I want to know particularly what the good chance is you propose to give me. I am doing tolerably well here; I get $25 a month, with victuals and clothing; have a comfortable home for Mandy (the folks here call her Mrs. Anderson), and the children, Milly Jane and Grundy, go to school and are learning well; the teacher says Grundy has a head for a preacher. They go to Sunday-School, and Mandy and me attend church regularly. We are kindly treated; sometimes we overhear others saying, “Them colored people were slaves” down in Tennessee. The children feel hurt when they hear such remarks, but I tell them it was no disgrace in Tennessee to belong to Col. Anderson. Many darkies would have been proud, as I used to was, to call you master. Now, if you will write and say what wages you will give me, I will be better able to decide whether it would be to my advantage to move back again.

As to my freedom, which you say I can have, there is nothing to be gained on that score, as I got my free papers in 1864 from the Provost- Marshal- General of the Department of Nashville. Mandy says she would be afraid to go back without some proof that you are sincerely disposed to treat us justly and kindly; and we have concluded to test your sincerity by asking you to send us our wages for the time we served you. This will make us forget and forgive old scores, and rely on your justice and friendship in the future. I served you faithfully for thirty-two years and Mandy twenty years. At $25 a month for me, and $2 a week for Mandy, our earnings would amount to $11,680. Add to this the interest for the time our wages has been kept back and deduct what you paid for our clothing and three doctor’s visits to me, and pulling a tooth for Mandy, and the balance will show what we are in justice entitled to. Please send the money by Adams Express, in care of V. Winters, esq., Dayton, Ohio. If you fail to pay us for faithful labors in the past we can have little faith in your promises in the future. We trust the good Maker has opened your eyes to the wrongs which you and your fathers have done to me and my fathers, in making us toil for you for generations without recompense. Here I draw my wages every Saturday night, but in Tennessee there was never any pay-day for the Negroes any more than for the horses and cows. Surely there will be a day of reckoning for those who defraud the laborer of his hire.
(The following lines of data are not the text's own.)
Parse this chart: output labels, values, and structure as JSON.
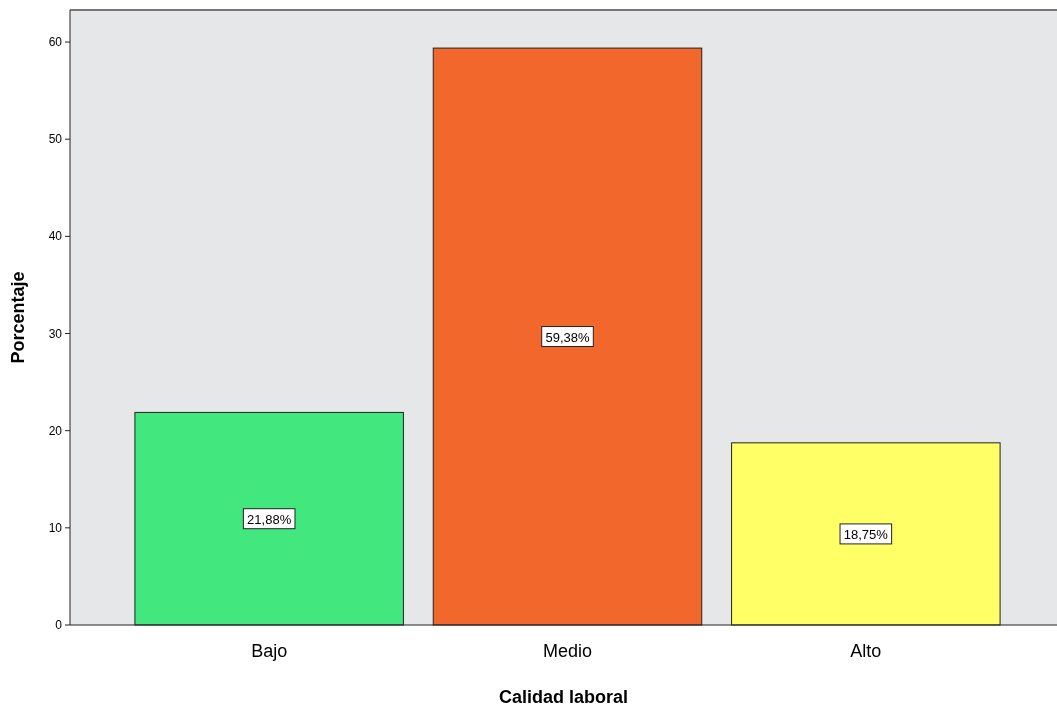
{
  "chart_data": {
    "type": "bar",
    "xlabel": "Calidad laboral",
    "ylabel": "Porcentaje",
    "categories": [
      "Bajo",
      "Medio",
      "Alto"
    ],
    "values": [
      21.88,
      59.38,
      18.75
    ],
    "colors": [
      "#42e87e",
      "#f2672b",
      "#ffff66"
    ],
    "value_labels": [
      "21,88%",
      "59,38%",
      "18,75%"
    ],
    "ylim": [
      0,
      63.3
    ],
    "yticks": [
      0,
      10,
      20,
      30,
      40,
      50,
      60
    ],
    "grid": false
  }
}
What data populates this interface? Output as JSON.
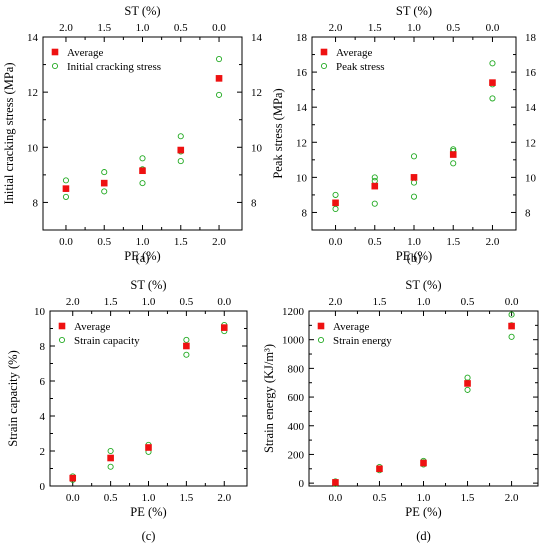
{
  "colors": {
    "average": "#ee1111",
    "sample": "#22aa22",
    "axis": "#000000"
  },
  "chart_data": [
    {
      "type": "scatter",
      "panel_label": "(a)",
      "xlabel": "PE (%)",
      "ylabel": "Initial cracking stress (MPa)",
      "top_xlabel": "ST (%)",
      "xlim": [
        -0.3,
        2.3
      ],
      "ylim": [
        7,
        14
      ],
      "xticks": [
        0.0,
        0.5,
        1.0,
        1.5,
        2.0
      ],
      "xtick_labels": [
        "0.0",
        "0.5",
        "1.0",
        "1.5",
        "2.0"
      ],
      "top_xtick_labels": [
        "2.0",
        "1.5",
        "1.0",
        "0.5",
        "0.0"
      ],
      "yticks": [
        8,
        10,
        12,
        14
      ],
      "ytick_labels": [
        "8",
        "10",
        "12",
        "14"
      ],
      "right_ytick_labels": [
        "8",
        "10",
        "12",
        "14"
      ],
      "legend_position": "upper-left",
      "series": [
        {
          "name": "Average",
          "marker": "square",
          "x": [
            0,
            0.5,
            1.0,
            1.5,
            2.0
          ],
          "y": [
            8.5,
            8.7,
            9.15,
            9.9,
            12.5
          ]
        },
        {
          "name": "Initial cracking stress",
          "marker": "circle",
          "x": [
            0,
            0,
            0,
            0.5,
            0.5,
            0.5,
            1.0,
            1.0,
            1.0,
            1.5,
            1.5,
            1.5,
            2.0,
            2.0,
            2.0
          ],
          "y": [
            8.2,
            8.5,
            8.8,
            8.4,
            8.7,
            9.1,
            8.7,
            9.2,
            9.6,
            9.5,
            9.85,
            10.4,
            11.9,
            12.5,
            13.2
          ]
        }
      ]
    },
    {
      "type": "scatter",
      "panel_label": "(b)",
      "xlabel": "PE (%)",
      "ylabel": "Peak stress (MPa)",
      "top_xlabel": "ST (%)",
      "xlim": [
        -0.3,
        2.3
      ],
      "ylim": [
        7,
        18
      ],
      "xticks": [
        0.0,
        0.5,
        1.0,
        1.5,
        2.0
      ],
      "xtick_labels": [
        "0.0",
        "0.5",
        "1.0",
        "1.5",
        "2.0"
      ],
      "top_xtick_labels": [
        "2.0",
        "1.5",
        "1.0",
        "0.5",
        "0.0"
      ],
      "yticks": [
        8,
        10,
        12,
        14,
        16,
        18
      ],
      "ytick_labels": [
        "8",
        "10",
        "12",
        "14",
        "16",
        "18"
      ],
      "right_ytick_labels": [
        "8",
        "10",
        "12",
        "14",
        "16",
        "18"
      ],
      "legend_position": "upper-left",
      "series": [
        {
          "name": "Average",
          "marker": "square",
          "x": [
            0,
            0.5,
            1.0,
            1.5,
            2.0
          ],
          "y": [
            8.55,
            9.5,
            10.0,
            11.3,
            15.4
          ]
        },
        {
          "name": "Peak stress",
          "marker": "circle",
          "x": [
            0,
            0,
            0,
            0.5,
            0.5,
            0.5,
            1.0,
            1.0,
            1.0,
            1.5,
            1.5,
            1.5,
            2.0,
            2.0,
            2.0
          ],
          "y": [
            8.2,
            8.5,
            9.0,
            8.5,
            9.8,
            10.0,
            8.9,
            9.7,
            11.2,
            10.8,
            11.5,
            11.6,
            14.5,
            15.3,
            16.5
          ]
        }
      ]
    },
    {
      "type": "scatter",
      "panel_label": "(c)",
      "xlabel": "PE (%)",
      "ylabel": "Strain capacity (%)",
      "top_xlabel": "ST (%)",
      "xlim": [
        -0.3,
        2.3
      ],
      "ylim": [
        0,
        10
      ],
      "xticks": [
        0.0,
        0.5,
        1.0,
        1.5,
        2.0
      ],
      "xtick_labels": [
        "0.0",
        "0.5",
        "1.0",
        "1.5",
        "2.0"
      ],
      "top_xtick_labels": [
        "2.0",
        "1.5",
        "1.0",
        "0.5",
        "0.0"
      ],
      "yticks": [
        0,
        2,
        4,
        6,
        8,
        10
      ],
      "ytick_labels": [
        "0",
        "2",
        "4",
        "6",
        "8",
        "10"
      ],
      "right_ytick_labels": [],
      "legend_position": "upper-left",
      "series": [
        {
          "name": "Average",
          "marker": "square",
          "x": [
            0,
            0.5,
            1.0,
            1.5,
            2.0
          ],
          "y": [
            0.45,
            1.6,
            2.2,
            8.0,
            9.05
          ]
        },
        {
          "name": "Strain capacity",
          "marker": "circle",
          "x": [
            0,
            0,
            0,
            0.5,
            0.5,
            0.5,
            1.0,
            1.0,
            1.0,
            1.5,
            1.5,
            1.5,
            2.0,
            2.0,
            2.0
          ],
          "y": [
            0.35,
            0.45,
            0.55,
            1.1,
            1.6,
            2.0,
            1.95,
            2.2,
            2.35,
            7.5,
            8.0,
            8.35,
            8.85,
            9.05,
            9.2
          ]
        }
      ]
    },
    {
      "type": "scatter",
      "panel_label": "(d)",
      "xlabel": "PE (%)",
      "ylabel": "Strain energy (KJ/m³)",
      "top_xlabel": "ST (%)",
      "xlim": [
        -0.3,
        2.3
      ],
      "ylim": [
        -20,
        1200
      ],
      "xticks": [
        0.0,
        0.5,
        1.0,
        1.5,
        2.0
      ],
      "xtick_labels": [
        "0.0",
        "0.5",
        "1.0",
        "1.5",
        "2.0"
      ],
      "top_xtick_labels": [
        "2.0",
        "1.5",
        "1.0",
        "0.5",
        "0.0"
      ],
      "yticks": [
        0,
        200,
        400,
        600,
        800,
        1000,
        1200
      ],
      "ytick_labels": [
        "0",
        "200",
        "400",
        "600",
        "800",
        "1000",
        "1200"
      ],
      "right_ytick_labels": [],
      "legend_position": "upper-left",
      "series": [
        {
          "name": "Average",
          "marker": "square",
          "x": [
            0,
            0.5,
            1.0,
            1.5,
            2.0
          ],
          "y": [
            5,
            100,
            140,
            695,
            1095
          ]
        },
        {
          "name": "Strain energy",
          "marker": "circle",
          "x": [
            0,
            0,
            0,
            0.5,
            0.5,
            0.5,
            1.0,
            1.0,
            1.0,
            1.5,
            1.5,
            1.5,
            2.0,
            2.0,
            2.0
          ],
          "y": [
            -5,
            5,
            12,
            90,
            100,
            112,
            130,
            145,
            155,
            650,
            700,
            735,
            1020,
            1100,
            1175
          ]
        }
      ]
    }
  ]
}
In answering this letter please state if there would be any safety for my Milly and Jane, who are now grown up and both good-looking girls. You know how it was with poor Matilda and Catherine. I would rather stay here and starve, and die if it comes to that, than have my girls brought to shame by the violence and wickedness of their young masters. You will also please state if there has been any schools opened for the colored children in your neighborhood, the great desire of my life now is to give my children an education, and have them form virtuous habits.

P.S.—Say howdy to George Carter, and thank him for taking the pistol from you when you were shooting at me.